68 films, dont au moins 60 totalement dispensables, c’est beaucoup. C’est trop. C’est beaucoup trop. Artistiquement, rien ne justifie un tel déferlement. Les auteurs sont en panne d’inspiration, les réalisateurs bridés dans leurs velléités. Des gloires déjà fanées (Clovis Cornillac, José Garcia, l’increvable François Berléand) aux jeunes pousses déjà essorées (Eric Elmosnino, Ary Abittan, Raphaël Personnaz) en passant par les djeunz déjà ringards (Norman, Kev Adams, Max Boublil), les acteurs n’ont peut-être jamais autant été interchangeables d’un rôle à l’autre. Ils n’interprètent plus : ils se contentent d’être là.

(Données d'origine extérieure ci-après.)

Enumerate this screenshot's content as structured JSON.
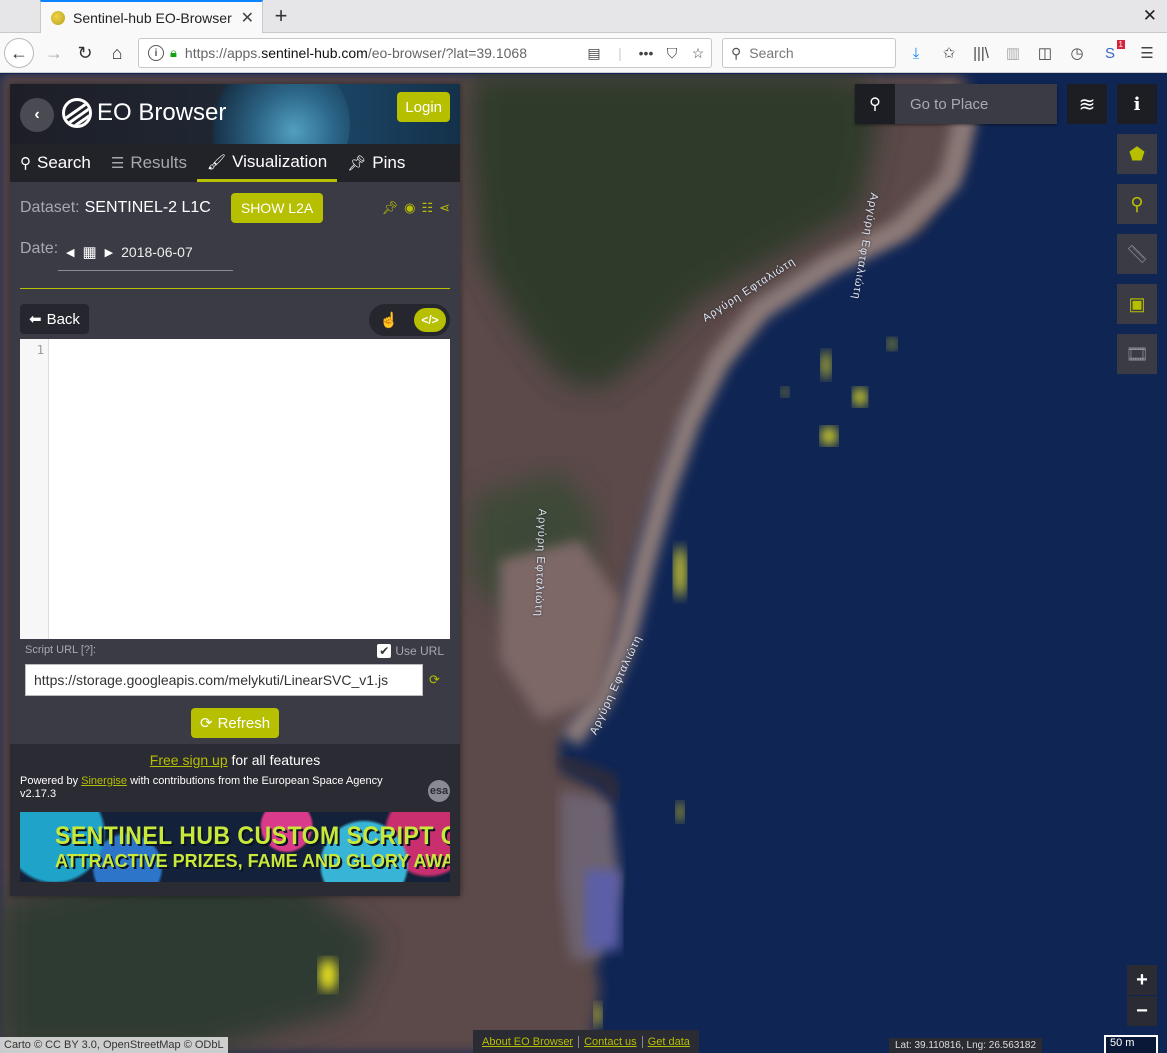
{
  "browser": {
    "tab_title": "Sentinel-hub EO-Browser",
    "url_prefix": "https://apps.",
    "url_domain": "sentinel-hub.com",
    "url_path": "/eo-browser/?lat=39.1068",
    "search_placeholder": "Search",
    "notification_count": "1"
  },
  "app": {
    "brand": "EO Browser",
    "login_label": "Login",
    "tabs": [
      {
        "label": "Search"
      },
      {
        "label": "Results"
      },
      {
        "label": "Visualization"
      },
      {
        "label": "Pins"
      }
    ],
    "dataset_label": "Dataset:",
    "dataset_value": "SENTINEL-2 L1C",
    "show_l2a_label": "SHOW L2A",
    "date_label": "Date:",
    "date_value": "2018-06-07",
    "back_label": "Back",
    "editor_line": "1",
    "script_url_label": "Script URL [?]:",
    "use_url_label": "Use URL",
    "use_url_checked": true,
    "script_url_value": "https://storage.googleapis.com/melykuti/LinearSVC_v1.js",
    "refresh_label": "Refresh",
    "signup_link": "Free sign up",
    "signup_rest": " for all features",
    "powered_prefix": "Powered by ",
    "powered_link": "Sinergise",
    "powered_suffix": " with contributions from the European Space Agency",
    "version": "v2.17.3",
    "banner_line1": "SENTINEL HUB CUSTOM SCRIPT CONTEST",
    "banner_line2": "ATTRACTIVE PRIZES, FAME AND GLORY AWAIT YOU!",
    "accent_color": "#b6bf00"
  },
  "map": {
    "goto_placeholder": "Go to Place",
    "street_labels": [
      "Αργύρη Εφταλιώτη",
      "Αργύρη Εφταλιώτη",
      "Αργύρη Εφταλιώτη",
      "Αργύρη Εφταλιώτη"
    ],
    "attribution": "Carto © CC BY 3.0, OpenStreetMap © ODbL",
    "links": [
      "About EO Browser",
      "Contact us",
      "Get data"
    ],
    "coords": "Lat: 39.110816, Lng: 26.563182",
    "scale": "50 m",
    "zoom_in": "+",
    "zoom_out": "−"
  }
}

Quant aux actrices… Avec ce qu’on leur donne à bouffer niveau défi d’acting, il ne faut pas s’étonner que la performance de l’année revienne à Bernadette Lafont dans l’horrible Paulette. Ma fille, tu seras faire-valoir, rêveuse évanescente, pute au grand cœur, working girl qui découvre la life ou vieille acariâtre. C’est tout. Ne fais pas comme si t’avais le choix, tu seras gentille.

En 2013, l’humour cinématographique français n’a pas d’identité ni même d’existence propre. Il se nourrit de toutes les influences qui traînent, aussi datées soient-elles. Dès qu’il tente de s’approprier l’air du temps, il le rend automatiquement ringard. Son incompréhension chronique des enjeux sociopolitiques du moment force à détourner le regard à chaque amorce de discours.

Les rares rescapés de ce carnage (Dupontel et Tavernier en tête) s’en sortent sans trop de déshonneur à la grâce de leur maîtrise du timing comique. On l’aurait presque oublié : pour qu’un gag fonctionne au cinéma, il faut qu’il soit un minimum bien mis en scène, cadré, interprété et monté. Autant de données qu’un nombre dangereusement croissant de réalisateurs dégage d’un revers de la main au nom du « décalage », principe adoubé avec volupté par une critique mondaine qui ne comprend pas comment le public, sûrement bien trop bête, ne se rue pas en masse applaudir ses poulains parisiano-parisiens – voir Tip Top en salle et entendre une mouche voler pendant toute la séance.

Soyons optimiste, quitte à verser dans la généralité : la médiocrité vient de la surabondance, et la surabondance vient des habitudes d’une production nationale engourdie par la frilosité, l’absence de prise de risques, et confortée dans ses choix par le doux, si doux souvenir de succès millionnaires à même d’attirer les capitaux télévisuels – les « décalés », eux, peuvent toujours compter sur l’avance sur recettes du CNC. Le système français n’est plus repu à force de se mordre la queue, à présent, il la boulotte avec voracité sans se poser de questions.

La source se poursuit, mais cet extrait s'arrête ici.